Liebe Gäste, Sympathisant*innen,
Unterstützer*innen, ehemals oder derzeit
Aktive des BDP Infoladen Paderborn und
Neugierige,
Es ist mal wieder so weit: Im Rhythmus
der Gesetze des Chaos und der internen
Finanzgruppenberichte bettelt der Infoladen
Paderborn um Spenden, erläutert langwierig,
wozu die Welt und ganz besonders Paderborn
ihn braucht, und verweist nebenbei noch auf
seine schönen Angebote.
Was bisher geschah:
Es lässt sich schwerlich konsequent das
Wichtigste auflisten, was in über einem
Vierteljahrhundert, während dessen es den
Infoladen schon gibt, alles in, um, mit ihm
und von ihm aus geschehen ist. Eigentlich
entstand er als „Übergangsprojekt“ nach dem
KuKoZ (‚80-‘84), bis es wieder ein „richtiges“
Zentrum gäbe. Manchmal dauert so etwas
eben länger. Die personelle Fluktuation und
die Dringlichkeiten immer wieder aktueller
Probleme in der Welt, in der Stadt oder im
Laden selbst lenken von einer konsequenten
Geschichtsschreibung ab. Zusammenfassend
lässt sich sagen, dass es vielseitig war:
Verschiedenste politische Thematiken,
verschiedene Vorgehensweisen, verschiedenes
Publikum, verschiedene Ausdauer,
verschiedene Erfolge und verschieden sinnvoll.

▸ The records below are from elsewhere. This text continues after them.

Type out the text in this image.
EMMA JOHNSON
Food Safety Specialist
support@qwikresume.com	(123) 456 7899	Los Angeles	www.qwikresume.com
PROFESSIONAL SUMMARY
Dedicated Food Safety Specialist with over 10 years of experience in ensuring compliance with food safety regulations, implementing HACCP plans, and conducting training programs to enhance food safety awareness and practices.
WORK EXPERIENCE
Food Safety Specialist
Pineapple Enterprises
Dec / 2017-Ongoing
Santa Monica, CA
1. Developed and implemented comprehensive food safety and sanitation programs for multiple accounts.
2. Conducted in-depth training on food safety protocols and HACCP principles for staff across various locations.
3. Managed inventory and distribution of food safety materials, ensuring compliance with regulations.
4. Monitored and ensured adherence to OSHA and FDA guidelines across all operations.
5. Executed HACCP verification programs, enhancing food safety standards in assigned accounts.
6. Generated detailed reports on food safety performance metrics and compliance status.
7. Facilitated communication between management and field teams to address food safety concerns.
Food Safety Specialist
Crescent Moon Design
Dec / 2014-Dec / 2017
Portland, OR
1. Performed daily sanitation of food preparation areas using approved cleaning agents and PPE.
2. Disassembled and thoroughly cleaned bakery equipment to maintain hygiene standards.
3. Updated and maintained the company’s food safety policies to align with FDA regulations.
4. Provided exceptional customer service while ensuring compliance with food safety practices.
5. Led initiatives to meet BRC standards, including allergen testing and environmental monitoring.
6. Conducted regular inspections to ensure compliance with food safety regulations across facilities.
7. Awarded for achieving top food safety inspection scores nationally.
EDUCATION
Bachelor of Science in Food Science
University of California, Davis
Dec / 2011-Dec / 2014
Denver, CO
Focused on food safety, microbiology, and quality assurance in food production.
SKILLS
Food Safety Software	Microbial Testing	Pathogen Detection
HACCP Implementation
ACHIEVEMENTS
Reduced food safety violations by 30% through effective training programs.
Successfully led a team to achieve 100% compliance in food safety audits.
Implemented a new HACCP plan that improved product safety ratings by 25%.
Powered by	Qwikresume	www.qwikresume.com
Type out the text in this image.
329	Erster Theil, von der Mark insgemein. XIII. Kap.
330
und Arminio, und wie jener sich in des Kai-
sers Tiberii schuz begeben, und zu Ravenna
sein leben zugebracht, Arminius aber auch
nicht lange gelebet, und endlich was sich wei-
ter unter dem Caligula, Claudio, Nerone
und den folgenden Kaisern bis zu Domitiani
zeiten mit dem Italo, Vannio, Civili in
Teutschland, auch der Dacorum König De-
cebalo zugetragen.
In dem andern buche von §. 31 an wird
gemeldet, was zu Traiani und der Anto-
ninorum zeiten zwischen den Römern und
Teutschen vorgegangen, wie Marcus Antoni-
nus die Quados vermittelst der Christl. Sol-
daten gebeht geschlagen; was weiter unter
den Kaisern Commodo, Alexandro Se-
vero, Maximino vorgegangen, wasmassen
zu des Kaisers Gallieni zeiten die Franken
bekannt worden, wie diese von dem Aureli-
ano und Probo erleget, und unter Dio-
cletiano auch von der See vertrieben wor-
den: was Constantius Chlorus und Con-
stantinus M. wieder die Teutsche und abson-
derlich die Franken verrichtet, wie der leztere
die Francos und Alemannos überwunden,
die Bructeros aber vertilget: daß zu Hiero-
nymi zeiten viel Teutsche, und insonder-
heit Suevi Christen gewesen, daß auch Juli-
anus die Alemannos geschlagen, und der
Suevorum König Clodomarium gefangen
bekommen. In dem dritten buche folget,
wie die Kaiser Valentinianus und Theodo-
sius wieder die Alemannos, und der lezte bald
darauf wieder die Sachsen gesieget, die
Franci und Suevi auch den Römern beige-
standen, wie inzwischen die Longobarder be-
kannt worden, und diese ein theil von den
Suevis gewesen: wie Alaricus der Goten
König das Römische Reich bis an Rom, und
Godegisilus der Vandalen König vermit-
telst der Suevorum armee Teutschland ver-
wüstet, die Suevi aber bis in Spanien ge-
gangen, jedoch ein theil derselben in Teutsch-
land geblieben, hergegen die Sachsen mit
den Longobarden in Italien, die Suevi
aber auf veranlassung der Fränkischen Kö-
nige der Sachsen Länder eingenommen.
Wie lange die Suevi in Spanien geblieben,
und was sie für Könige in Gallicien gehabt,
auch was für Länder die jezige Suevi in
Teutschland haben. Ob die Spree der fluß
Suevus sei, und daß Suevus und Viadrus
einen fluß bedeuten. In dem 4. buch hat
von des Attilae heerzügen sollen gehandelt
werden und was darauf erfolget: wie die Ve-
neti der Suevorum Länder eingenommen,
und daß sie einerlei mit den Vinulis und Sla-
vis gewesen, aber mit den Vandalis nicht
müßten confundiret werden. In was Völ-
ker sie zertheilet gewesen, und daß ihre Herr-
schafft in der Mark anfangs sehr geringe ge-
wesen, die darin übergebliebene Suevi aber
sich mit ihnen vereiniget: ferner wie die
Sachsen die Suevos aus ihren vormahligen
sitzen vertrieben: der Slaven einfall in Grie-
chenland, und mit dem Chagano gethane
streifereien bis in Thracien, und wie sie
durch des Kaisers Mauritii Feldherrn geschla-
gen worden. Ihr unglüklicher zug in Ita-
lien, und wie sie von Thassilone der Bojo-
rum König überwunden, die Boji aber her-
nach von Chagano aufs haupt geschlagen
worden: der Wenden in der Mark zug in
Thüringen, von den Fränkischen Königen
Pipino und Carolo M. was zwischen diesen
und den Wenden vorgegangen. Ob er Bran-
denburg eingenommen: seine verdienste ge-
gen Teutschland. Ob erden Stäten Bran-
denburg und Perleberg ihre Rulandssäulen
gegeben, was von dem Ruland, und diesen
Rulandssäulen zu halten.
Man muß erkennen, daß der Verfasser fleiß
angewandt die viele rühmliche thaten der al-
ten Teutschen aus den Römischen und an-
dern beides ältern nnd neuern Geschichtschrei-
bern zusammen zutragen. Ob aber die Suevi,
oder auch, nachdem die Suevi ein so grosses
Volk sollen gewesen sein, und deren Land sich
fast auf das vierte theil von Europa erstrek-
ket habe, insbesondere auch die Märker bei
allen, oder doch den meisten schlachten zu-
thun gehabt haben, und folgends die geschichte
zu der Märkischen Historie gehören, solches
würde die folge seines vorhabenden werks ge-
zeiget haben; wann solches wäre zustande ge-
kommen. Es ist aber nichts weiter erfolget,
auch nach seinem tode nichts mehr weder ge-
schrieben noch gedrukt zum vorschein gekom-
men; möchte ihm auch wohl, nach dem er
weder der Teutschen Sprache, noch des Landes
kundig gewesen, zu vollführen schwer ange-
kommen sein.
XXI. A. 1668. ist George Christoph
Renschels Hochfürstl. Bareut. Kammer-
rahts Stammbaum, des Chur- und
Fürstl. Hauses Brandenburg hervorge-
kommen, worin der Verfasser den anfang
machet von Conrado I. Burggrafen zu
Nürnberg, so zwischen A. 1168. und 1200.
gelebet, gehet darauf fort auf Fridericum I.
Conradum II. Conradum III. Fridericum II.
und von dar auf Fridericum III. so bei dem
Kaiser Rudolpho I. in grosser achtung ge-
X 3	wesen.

Diverse Kriege, ökologische Probleme aller
Art, soziale Ungleichheit und die eigene
Teilhabe daran, Freiheiten hochpolitischer
wie rein praktischer Art, Ethikansätze
wurden/werden mal auf akademischem
Niveau in Vortragsform behandelt, mal
in regelmäßigen Arbeitsgruppen und
allerhäufigsten in völlig unvorhergesehenen
Diskussionen.
Auf der praktischen Ebene gibt es seit
langem fairen Kaffee und andere SoliProdukte zu kaufen, sowie Versuche, den
GANZ eindeutigen politischen Gegner*innen
(politisch) zuvorzukommen und sie (physisch)
zu be- und verhindern, den sexistischen
Alltag von den Besucher*innen unserer
Räumchen fernzuhalten usw. … und, den
notgedrungenen wie endlosen Versuch,
eine radikal-demokratische und praktikable
Utopie zu entwerfen und in unserer
eigenen Praxis einzuüben, gleichermaßen
hinsichtlich Ressourcenpolitik wie auch in der
Diskussionskultur. Und letztlich berechtigen
nicht nur der gesprochene Austausch und
diverse Veranstaltungen, sondern auch ein
tip-top Zeitschriften- und Bücherangebot seit
jeher den Namen der Einrichtung.
Inhalt dieser Sendung
Dies alles und noch viel mehr, zeigt sich schon,
wenn wir einen Blick auf das Programm des
Infoladens der letzten paar Monate werfen.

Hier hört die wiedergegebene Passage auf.